- Born: 9 May 1922 Niort, France
- Died: 6 September 2023 (aged 101) Croissy-sur-Seine
- Occupations: economist; mathematician; senior civil service;

= Marcel Boiteux =

French economist, mathematician, and senior civil service member (1922–2023)

Marcel Boiteux (/fr/; 9 May 1922 – 6 September 2023) was a French economist, mathematician, and senior civil service member. He was the "architect of the French nuclear program" that created 61 nuclear reactors and kept the French electricity sector less carbon-intensive than other European countries.

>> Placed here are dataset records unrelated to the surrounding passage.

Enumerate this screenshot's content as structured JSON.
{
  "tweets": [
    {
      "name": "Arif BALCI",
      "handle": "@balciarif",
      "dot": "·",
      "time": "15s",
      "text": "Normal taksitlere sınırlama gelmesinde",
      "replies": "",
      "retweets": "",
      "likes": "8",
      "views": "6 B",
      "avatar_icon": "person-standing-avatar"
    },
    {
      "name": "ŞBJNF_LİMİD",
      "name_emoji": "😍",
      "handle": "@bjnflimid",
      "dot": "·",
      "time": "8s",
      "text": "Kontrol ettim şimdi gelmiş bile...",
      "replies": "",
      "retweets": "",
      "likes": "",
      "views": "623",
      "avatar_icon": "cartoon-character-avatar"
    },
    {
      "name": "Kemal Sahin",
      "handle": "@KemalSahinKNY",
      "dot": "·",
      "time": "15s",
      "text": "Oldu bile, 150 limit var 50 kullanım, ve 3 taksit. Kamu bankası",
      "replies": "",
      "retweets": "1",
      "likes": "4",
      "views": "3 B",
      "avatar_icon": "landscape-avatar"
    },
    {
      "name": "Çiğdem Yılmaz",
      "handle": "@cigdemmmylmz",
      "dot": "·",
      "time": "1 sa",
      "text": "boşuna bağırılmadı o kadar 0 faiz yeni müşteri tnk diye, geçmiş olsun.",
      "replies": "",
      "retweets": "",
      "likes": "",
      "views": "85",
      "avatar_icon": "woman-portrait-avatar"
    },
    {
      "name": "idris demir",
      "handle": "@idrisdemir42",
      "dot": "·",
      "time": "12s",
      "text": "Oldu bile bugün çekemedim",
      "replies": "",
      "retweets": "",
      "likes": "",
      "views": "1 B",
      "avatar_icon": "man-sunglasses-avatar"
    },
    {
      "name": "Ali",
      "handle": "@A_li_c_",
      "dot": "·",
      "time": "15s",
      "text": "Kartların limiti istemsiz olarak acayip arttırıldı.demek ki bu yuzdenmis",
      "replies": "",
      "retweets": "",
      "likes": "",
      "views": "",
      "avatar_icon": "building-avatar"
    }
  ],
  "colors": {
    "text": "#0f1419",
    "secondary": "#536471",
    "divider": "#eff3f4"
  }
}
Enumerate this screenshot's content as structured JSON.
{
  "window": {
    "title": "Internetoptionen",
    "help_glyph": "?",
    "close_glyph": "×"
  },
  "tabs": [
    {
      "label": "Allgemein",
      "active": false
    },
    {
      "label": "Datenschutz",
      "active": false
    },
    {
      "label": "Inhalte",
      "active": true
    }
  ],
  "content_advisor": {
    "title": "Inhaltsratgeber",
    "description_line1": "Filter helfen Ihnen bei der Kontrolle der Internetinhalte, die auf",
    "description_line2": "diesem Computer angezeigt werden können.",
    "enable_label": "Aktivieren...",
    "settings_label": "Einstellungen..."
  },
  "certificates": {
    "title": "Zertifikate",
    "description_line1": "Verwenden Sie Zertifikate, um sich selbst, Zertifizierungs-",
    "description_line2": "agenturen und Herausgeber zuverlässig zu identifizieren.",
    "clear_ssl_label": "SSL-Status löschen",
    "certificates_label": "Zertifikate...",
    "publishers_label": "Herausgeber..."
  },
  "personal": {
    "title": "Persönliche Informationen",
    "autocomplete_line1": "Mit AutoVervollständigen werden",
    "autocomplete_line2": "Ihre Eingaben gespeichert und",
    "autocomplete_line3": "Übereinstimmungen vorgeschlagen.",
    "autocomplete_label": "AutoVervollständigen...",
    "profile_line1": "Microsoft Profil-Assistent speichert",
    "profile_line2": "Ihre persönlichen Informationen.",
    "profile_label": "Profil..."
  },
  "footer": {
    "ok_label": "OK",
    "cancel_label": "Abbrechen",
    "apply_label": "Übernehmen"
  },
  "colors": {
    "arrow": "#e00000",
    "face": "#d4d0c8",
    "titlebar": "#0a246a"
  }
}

Boiteux joined Électricité de France (EDF) in 1949 as a student of Maurice Allais and remained there for the rest of his career. In 1959, Marcel Boiteux became the President of the Econometric Society. From 1967 through 1987, he was the director of EDF. He theorized and implemented the price of electricity at marginal cost, and was one of the architects of France's nuclear industry development.

His journey illuminates a social environment (that of scientists and senior civil services), a research process (marginal cost), a large company and its strategy, public sector career and power mechanisms, State-public-company relations, and decision-making processes on important issues such as nuclear policy.

== Early life ==
Marcel Boiteux was born in Niort on 9 May 1922. He graduated from the Ecole Normale in 1942 and received his mathematics aggregation in 1946. In 1947, he also graduated, in the economics section, from the Institute of Political Studies in Paris.

== Career ==
His professional career began in 1946 when he entered the National Center for Scientific Research (CNRS), under the responsibility of Maurice Allais and having Gérard Debreu as a colleague.

Boiteux joined EDF on 1 April 1949 as an engineer in the sales department on Allais' recommendation.

Boiteux turned 100 on 9 May 2022, and died on 6 September 2023, at the age of 101.

== Recognition ==
On 14 December 1992, he was elected to the chair left vacant by Émile James' death in the Academy of Moral and Political Sciences.

== Works ==

- Boiteux, Marcel (1956). "Sur la Gestation des Monopoles Publics astreints a l'equilibre budgetaire"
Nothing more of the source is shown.